Na co on się zaraz jak oparzony odsuwa i mówi do drugiego: Oż kurwa. Pisz zaraz tak, byś nie zapomniał. Nieuzasadnione napady agresji z użyciem ostrego narzędzia.
I na tym się kończy. On niedopaloną nawet fajkę gasi, rzuca, co tę marnację widzę dokładnie przez okienko, pierdolony pies ogrodnika, sam nie spali, a drugiemu nie da. I jedziemy. Lewy w rozpaczy, płacze. Tamci tak. Jeden kręci kółkiem, drugi zerka, czy nic nie kombinujemy. Lewy mi oczami daje do zrozumienia na swą kieszeń, gdzie amfa płonie suchym białym ogniem, że jesteśmy skończeni, a on tym bardziej.
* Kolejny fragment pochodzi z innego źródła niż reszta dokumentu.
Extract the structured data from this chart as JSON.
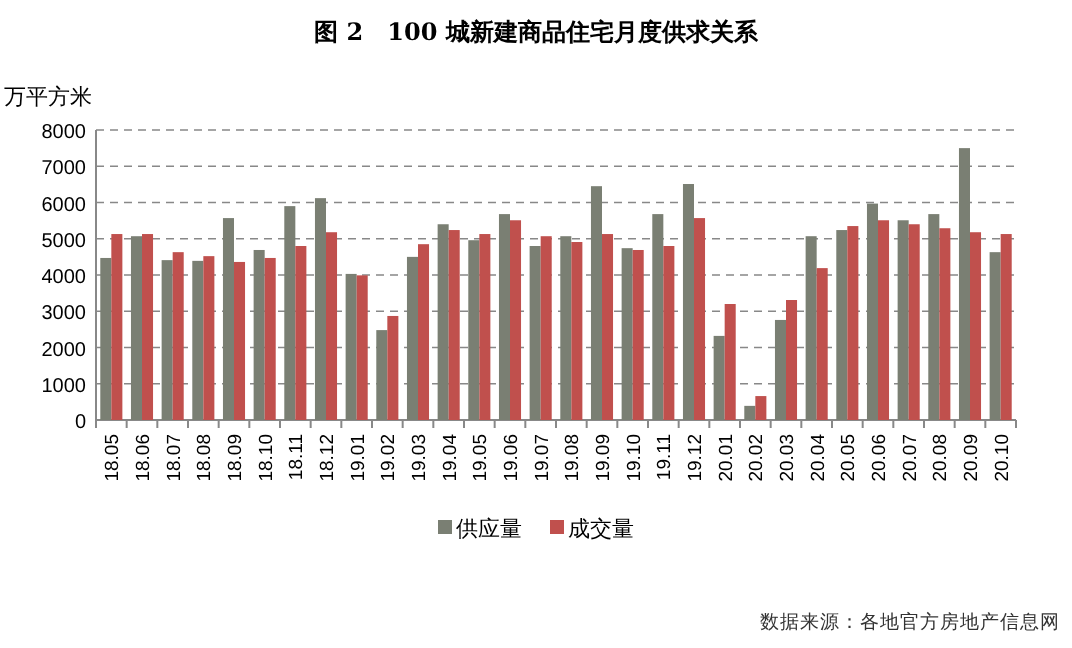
{
  "chart_data": {
    "type": "bar",
    "title": "图 2　100 城新建商品住宅月度供求关系",
    "ylabel": "万平方米",
    "categories": [
      "18.05",
      "18.06",
      "18.07",
      "18.08",
      "18.09",
      "18.10",
      "18.11",
      "18.12",
      "19.01",
      "19.02",
      "19.03",
      "19.04",
      "19.05",
      "19.06",
      "19.07",
      "19.08",
      "19.09",
      "19.10",
      "19.11",
      "19.12",
      "20.01",
      "20.02",
      "20.03",
      "20.04",
      "20.05",
      "20.06",
      "20.07",
      "20.08",
      "20.09",
      "20.10"
    ],
    "series": [
      {
        "name": "供应量",
        "color": "#7a7f73",
        "values": [
          4470,
          5070,
          4410,
          4390,
          5570,
          4690,
          5900,
          6120,
          4030,
          2480,
          4500,
          5400,
          4960,
          5680,
          4800,
          5070,
          6450,
          4740,
          5680,
          6510,
          2320,
          390,
          2760,
          5070,
          5240,
          5970,
          5510,
          5680,
          7500,
          4630
        ]
      },
      {
        "name": "成交量",
        "color": "#c0504d",
        "values": [
          5130,
          5130,
          4630,
          4520,
          4360,
          4470,
          4800,
          5180,
          3990,
          2870,
          4850,
          5240,
          5130,
          5510,
          5070,
          4910,
          5130,
          4690,
          4800,
          5570,
          3200,
          660,
          3310,
          4190,
          5350,
          5510,
          5400,
          5290,
          5180,
          5130
        ]
      }
    ],
    "ylim": [
      0,
      8000
    ],
    "yticks": [
      0,
      1000,
      2000,
      3000,
      4000,
      5000,
      6000,
      7000,
      8000
    ],
    "grid": "y",
    "legend": "bottom",
    "annotations": [
      "数据来源：各地官方房地产信息网"
    ]
  }
}
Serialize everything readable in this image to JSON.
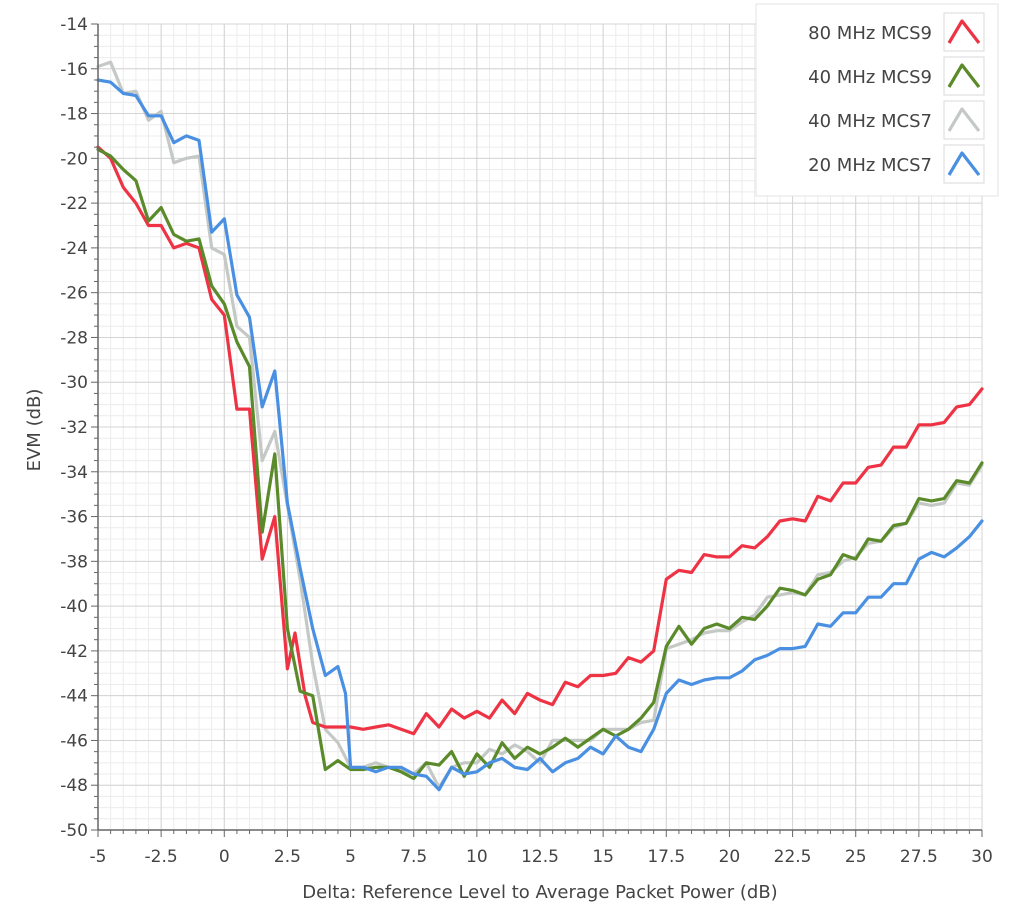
{
  "chart_data": {
    "type": "line",
    "title": "",
    "xlabel": "Delta: Reference Level to Average Packet Power (dB)",
    "ylabel": "EVM (dB)",
    "xlim": [
      -5,
      30
    ],
    "ylim": [
      -50,
      -14
    ],
    "x_ticks": [
      -5,
      -2.5,
      0,
      2.5,
      5,
      7.5,
      10,
      12.5,
      15,
      17.5,
      20,
      22.5,
      25,
      27.5,
      30
    ],
    "x_tick_labels": [
      "-5",
      "-2.5",
      "0",
      "2.5",
      "5",
      "7.5",
      "10",
      "12.5",
      "15",
      "17.5",
      "20",
      "22.5",
      "25",
      "27.5",
      "30"
    ],
    "y_ticks": [
      -14,
      -16,
      -18,
      -20,
      -22,
      -24,
      -26,
      -28,
      -30,
      -32,
      -34,
      -36,
      -38,
      -40,
      -42,
      -44,
      -46,
      -48,
      -50
    ],
    "y_tick_labels": [
      "-14",
      "-16",
      "-18",
      "-20",
      "-22",
      "-24",
      "-26",
      "-28",
      "-30",
      "-32",
      "-34",
      "-36",
      "-38",
      "-40",
      "-42",
      "-44",
      "-46",
      "-48",
      "-50"
    ],
    "grid": true,
    "legend_position": "top-right",
    "series": [
      {
        "name": "80 MHz MCS9",
        "color": "#ee3344",
        "points": [
          [
            -5,
            -19.5
          ],
          [
            -4.5,
            -20
          ],
          [
            -4,
            -21.3
          ],
          [
            -3.5,
            -22
          ],
          [
            -3,
            -23
          ],
          [
            -2.5,
            -23
          ],
          [
            -2,
            -24
          ],
          [
            -1.5,
            -23.8
          ],
          [
            -1,
            -24
          ],
          [
            -0.5,
            -26.3
          ],
          [
            0,
            -27
          ],
          [
            0.5,
            -31.2
          ],
          [
            1,
            -31.2
          ],
          [
            1.5,
            -37.9
          ],
          [
            2,
            -36
          ],
          [
            2.5,
            -42.8
          ],
          [
            2.8,
            -41.2
          ],
          [
            3.2,
            -44
          ],
          [
            3.5,
            -45.2
          ],
          [
            4,
            -45.4
          ],
          [
            4.5,
            -45.4
          ],
          [
            5,
            -45.4
          ],
          [
            5.5,
            -45.5
          ],
          [
            6,
            -45.4
          ],
          [
            6.5,
            -45.3
          ],
          [
            7,
            -45.5
          ],
          [
            7.5,
            -45.7
          ],
          [
            8,
            -44.8
          ],
          [
            8.5,
            -45.4
          ],
          [
            9,
            -44.6
          ],
          [
            9.5,
            -45
          ],
          [
            10,
            -44.7
          ],
          [
            10.5,
            -45
          ],
          [
            11,
            -44.2
          ],
          [
            11.5,
            -44.8
          ],
          [
            12,
            -43.9
          ],
          [
            12.5,
            -44.2
          ],
          [
            13,
            -44.4
          ],
          [
            13.5,
            -43.4
          ],
          [
            14,
            -43.6
          ],
          [
            14.5,
            -43.1
          ],
          [
            15,
            -43.1
          ],
          [
            15.5,
            -43
          ],
          [
            16,
            -42.3
          ],
          [
            16.5,
            -42.5
          ],
          [
            17,
            -42
          ],
          [
            17.5,
            -38.8
          ],
          [
            18,
            -38.4
          ],
          [
            18.5,
            -38.5
          ],
          [
            19,
            -37.7
          ],
          [
            19.5,
            -37.8
          ],
          [
            20,
            -37.8
          ],
          [
            20.5,
            -37.3
          ],
          [
            21,
            -37.4
          ],
          [
            21.5,
            -36.9
          ],
          [
            22,
            -36.2
          ],
          [
            22.5,
            -36.1
          ],
          [
            23,
            -36.2
          ],
          [
            23.5,
            -35.1
          ],
          [
            24,
            -35.3
          ],
          [
            24.5,
            -34.5
          ],
          [
            25,
            -34.5
          ],
          [
            25.5,
            -33.8
          ],
          [
            26,
            -33.7
          ],
          [
            26.5,
            -32.9
          ],
          [
            27,
            -32.9
          ],
          [
            27.5,
            -31.9
          ],
          [
            28,
            -31.9
          ],
          [
            28.5,
            -31.8
          ],
          [
            29,
            -31.1
          ],
          [
            29.5,
            -31
          ],
          [
            30,
            -30.3
          ]
        ]
      },
      {
        "name": "40 MHz MCS9",
        "color": "#5a8a2a",
        "points": [
          [
            -5,
            -19.6
          ],
          [
            -4.5,
            -19.9
          ],
          [
            -4,
            -20.5
          ],
          [
            -3.5,
            -21
          ],
          [
            -3,
            -22.8
          ],
          [
            -2.5,
            -22.2
          ],
          [
            -2,
            -23.4
          ],
          [
            -1.5,
            -23.7
          ],
          [
            -1,
            -23.6
          ],
          [
            -0.5,
            -25.7
          ],
          [
            0,
            -26.5
          ],
          [
            0.5,
            -28.2
          ],
          [
            1,
            -29.3
          ],
          [
            1.5,
            -36.7
          ],
          [
            2,
            -33.2
          ],
          [
            2.5,
            -41
          ],
          [
            3,
            -43.8
          ],
          [
            3.5,
            -44
          ],
          [
            4,
            -47.3
          ],
          [
            4.5,
            -46.9
          ],
          [
            5,
            -47.3
          ],
          [
            5.5,
            -47.3
          ],
          [
            6,
            -47.2
          ],
          [
            6.5,
            -47.2
          ],
          [
            7,
            -47.4
          ],
          [
            7.5,
            -47.7
          ],
          [
            8,
            -47
          ],
          [
            8.5,
            -47.1
          ],
          [
            9,
            -46.5
          ],
          [
            9.5,
            -47.6
          ],
          [
            10,
            -46.6
          ],
          [
            10.5,
            -47.2
          ],
          [
            11,
            -46.1
          ],
          [
            11.5,
            -46.8
          ],
          [
            12,
            -46.3
          ],
          [
            12.5,
            -46.6
          ],
          [
            13,
            -46.3
          ],
          [
            13.5,
            -45.9
          ],
          [
            14,
            -46.3
          ],
          [
            14.5,
            -45.9
          ],
          [
            15,
            -45.5
          ],
          [
            15.5,
            -45.8
          ],
          [
            16,
            -45.5
          ],
          [
            16.5,
            -45
          ],
          [
            17,
            -44.3
          ],
          [
            17.5,
            -41.8
          ],
          [
            18,
            -40.9
          ],
          [
            18.5,
            -41.7
          ],
          [
            19,
            -41
          ],
          [
            19.5,
            -40.8
          ],
          [
            20,
            -41
          ],
          [
            20.5,
            -40.5
          ],
          [
            21,
            -40.6
          ],
          [
            21.5,
            -40
          ],
          [
            22,
            -39.2
          ],
          [
            22.5,
            -39.3
          ],
          [
            23,
            -39.5
          ],
          [
            23.5,
            -38.8
          ],
          [
            24,
            -38.6
          ],
          [
            24.5,
            -37.7
          ],
          [
            25,
            -37.9
          ],
          [
            25.5,
            -37
          ],
          [
            26,
            -37.1
          ],
          [
            26.5,
            -36.4
          ],
          [
            27,
            -36.3
          ],
          [
            27.5,
            -35.2
          ],
          [
            28,
            -35.3
          ],
          [
            28.5,
            -35.2
          ],
          [
            29,
            -34.4
          ],
          [
            29.5,
            -34.5
          ],
          [
            30,
            -33.6
          ]
        ]
      },
      {
        "name": "40 MHz MCS7",
        "color": "#c5c9c5",
        "points": [
          [
            -5,
            -15.9
          ],
          [
            -4.5,
            -15.7
          ],
          [
            -4,
            -17.1
          ],
          [
            -3.5,
            -17
          ],
          [
            -3,
            -18.3
          ],
          [
            -2.5,
            -17.9
          ],
          [
            -2,
            -20.2
          ],
          [
            -1.5,
            -20
          ],
          [
            -1,
            -19.9
          ],
          [
            -0.5,
            -24
          ],
          [
            0,
            -24.3
          ],
          [
            0.5,
            -27.5
          ],
          [
            1,
            -28
          ],
          [
            1.5,
            -33.5
          ],
          [
            2,
            -32.2
          ],
          [
            2.5,
            -35.5
          ],
          [
            3,
            -38.8
          ],
          [
            3.5,
            -42.6
          ],
          [
            4,
            -45.5
          ],
          [
            4.5,
            -46.1
          ],
          [
            5,
            -47.2
          ],
          [
            5.5,
            -47.2
          ],
          [
            6,
            -47
          ],
          [
            6.5,
            -47.2
          ],
          [
            7,
            -47.3
          ],
          [
            7.5,
            -47.5
          ],
          [
            8,
            -47
          ],
          [
            8.5,
            -48.1
          ],
          [
            9,
            -47.2
          ],
          [
            9.5,
            -47
          ],
          [
            10,
            -47
          ],
          [
            10.5,
            -46.4
          ],
          [
            11,
            -46.6
          ],
          [
            11.5,
            -46.2
          ],
          [
            12,
            -46.5
          ],
          [
            12.5,
            -47
          ],
          [
            13,
            -46
          ],
          [
            13.5,
            -46
          ],
          [
            14,
            -46
          ],
          [
            14.5,
            -46
          ],
          [
            15,
            -45.5
          ],
          [
            15.5,
            -45.5
          ],
          [
            16,
            -45.5
          ],
          [
            16.5,
            -45.2
          ],
          [
            17,
            -45.1
          ],
          [
            17.5,
            -41.9
          ],
          [
            18,
            -41.7
          ],
          [
            18.5,
            -41.5
          ],
          [
            19,
            -41.2
          ],
          [
            19.5,
            -41.1
          ],
          [
            20,
            -41.1
          ],
          [
            20.5,
            -40.7
          ],
          [
            21,
            -40.4
          ],
          [
            21.5,
            -39.6
          ],
          [
            22,
            -39.5
          ],
          [
            22.5,
            -39.4
          ],
          [
            23,
            -39.5
          ],
          [
            23.5,
            -38.6
          ],
          [
            24,
            -38.5
          ],
          [
            24.5,
            -38
          ],
          [
            25,
            -37.8
          ],
          [
            25.5,
            -37.2
          ],
          [
            26,
            -37.1
          ],
          [
            26.5,
            -36.5
          ],
          [
            27,
            -36.3
          ],
          [
            27.5,
            -35.4
          ],
          [
            28,
            -35.5
          ],
          [
            28.5,
            -35.4
          ],
          [
            29,
            -34.5
          ],
          [
            29.5,
            -34.6
          ],
          [
            30,
            -33.7
          ]
        ]
      },
      {
        "name": "20 MHz MCS7",
        "color": "#4a90e2",
        "points": [
          [
            -5,
            -16.5
          ],
          [
            -4.5,
            -16.6
          ],
          [
            -4,
            -17.1
          ],
          [
            -3.5,
            -17.2
          ],
          [
            -3,
            -18.1
          ],
          [
            -2.5,
            -18.1
          ],
          [
            -2,
            -19.3
          ],
          [
            -1.5,
            -19
          ],
          [
            -1,
            -19.2
          ],
          [
            -0.5,
            -23.3
          ],
          [
            0,
            -22.7
          ],
          [
            0.5,
            -26.1
          ],
          [
            1,
            -27.1
          ],
          [
            1.5,
            -31.1
          ],
          [
            2,
            -29.5
          ],
          [
            2.5,
            -35.4
          ],
          [
            3,
            -38.3
          ],
          [
            3.5,
            -41
          ],
          [
            4,
            -43.1
          ],
          [
            4.5,
            -42.7
          ],
          [
            4.8,
            -43.9
          ],
          [
            5,
            -47.2
          ],
          [
            5.5,
            -47.2
          ],
          [
            6,
            -47.4
          ],
          [
            6.5,
            -47.2
          ],
          [
            7,
            -47.2
          ],
          [
            7.5,
            -47.5
          ],
          [
            8,
            -47.6
          ],
          [
            8.5,
            -48.2
          ],
          [
            9,
            -47.2
          ],
          [
            9.5,
            -47.5
          ],
          [
            10,
            -47.4
          ],
          [
            10.5,
            -47
          ],
          [
            11,
            -46.8
          ],
          [
            11.5,
            -47.2
          ],
          [
            12,
            -47.3
          ],
          [
            12.5,
            -46.8
          ],
          [
            13,
            -47.4
          ],
          [
            13.5,
            -47
          ],
          [
            14,
            -46.8
          ],
          [
            14.5,
            -46.3
          ],
          [
            15,
            -46.6
          ],
          [
            15.5,
            -45.8
          ],
          [
            16,
            -46.3
          ],
          [
            16.5,
            -46.5
          ],
          [
            17,
            -45.5
          ],
          [
            17.5,
            -43.9
          ],
          [
            18,
            -43.3
          ],
          [
            18.5,
            -43.5
          ],
          [
            19,
            -43.3
          ],
          [
            19.5,
            -43.2
          ],
          [
            20,
            -43.2
          ],
          [
            20.5,
            -42.9
          ],
          [
            21,
            -42.4
          ],
          [
            21.5,
            -42.2
          ],
          [
            22,
            -41.9
          ],
          [
            22.5,
            -41.9
          ],
          [
            23,
            -41.8
          ],
          [
            23.5,
            -40.8
          ],
          [
            24,
            -40.9
          ],
          [
            24.5,
            -40.3
          ],
          [
            25,
            -40.3
          ],
          [
            25.5,
            -39.6
          ],
          [
            26,
            -39.6
          ],
          [
            26.5,
            -39
          ],
          [
            27,
            -39
          ],
          [
            27.5,
            -37.9
          ],
          [
            28,
            -37.6
          ],
          [
            28.5,
            -37.8
          ],
          [
            29,
            -37.4
          ],
          [
            29.5,
            -36.9
          ],
          [
            30,
            -36.2
          ]
        ]
      }
    ]
  }
}
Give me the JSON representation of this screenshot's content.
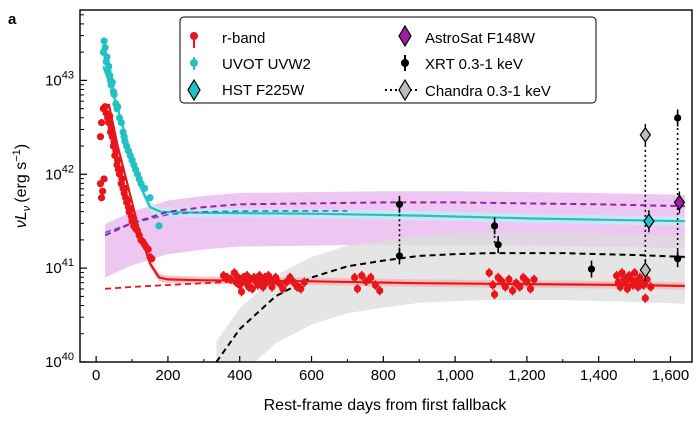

No to ja wtedy już nie wiem, co robić, to wrzeszczę: uwaga, pali się!
Oni mimo szyby jakby słyszą, więc oglądają się na nas. A wtedy ja mówię: po prawo! Pokazując na prawo. I w ułamek sekundy, jak oni z czystego głupiego odruchu patrzą na prawo, to nim zdążą się skapnąć, że to ścierna, to Lewy nadąża z wywleczeniem amfy z kieszeni i skitraniem jej pod jakiś koc, a drugą ręką przeżegnuje się. Tak to się dzieje.
No i wszystko wtedy jest raz dwa. Wysiadamy. Idziemy potulnie bez nawet kajdanek, gdyż już jesteśmy nauczeni, że cokolwiek powiesz lub zrobisz, są na to niezliczone paragrafy, każde twe słowo jest poprzekręcane na lewą stronę i wykorzystane przeciw tobie.
Ja pierdolę – powtarza tylko Lewy – pierdolone lego, pierdolone lego.
Wtedy są różne święte inkwizycje, robią nam wpierw zdjęcie legitymacyjne, co myślę, że muszę dość źle wyglądać. A potem pokój numer dwajścia dwa, a Lewy jeszcze inny. A ja właśnie mam przydzielony dwajścia dwa, do którego jestem za ramię podprowadzony przez suka, jeszcze przez krótkofalę słyszę, jak nadaje: prowadzę go na dwudziestkę dwójkę, to niech Masłoska spisze zeznania i koniec z tym burdelem.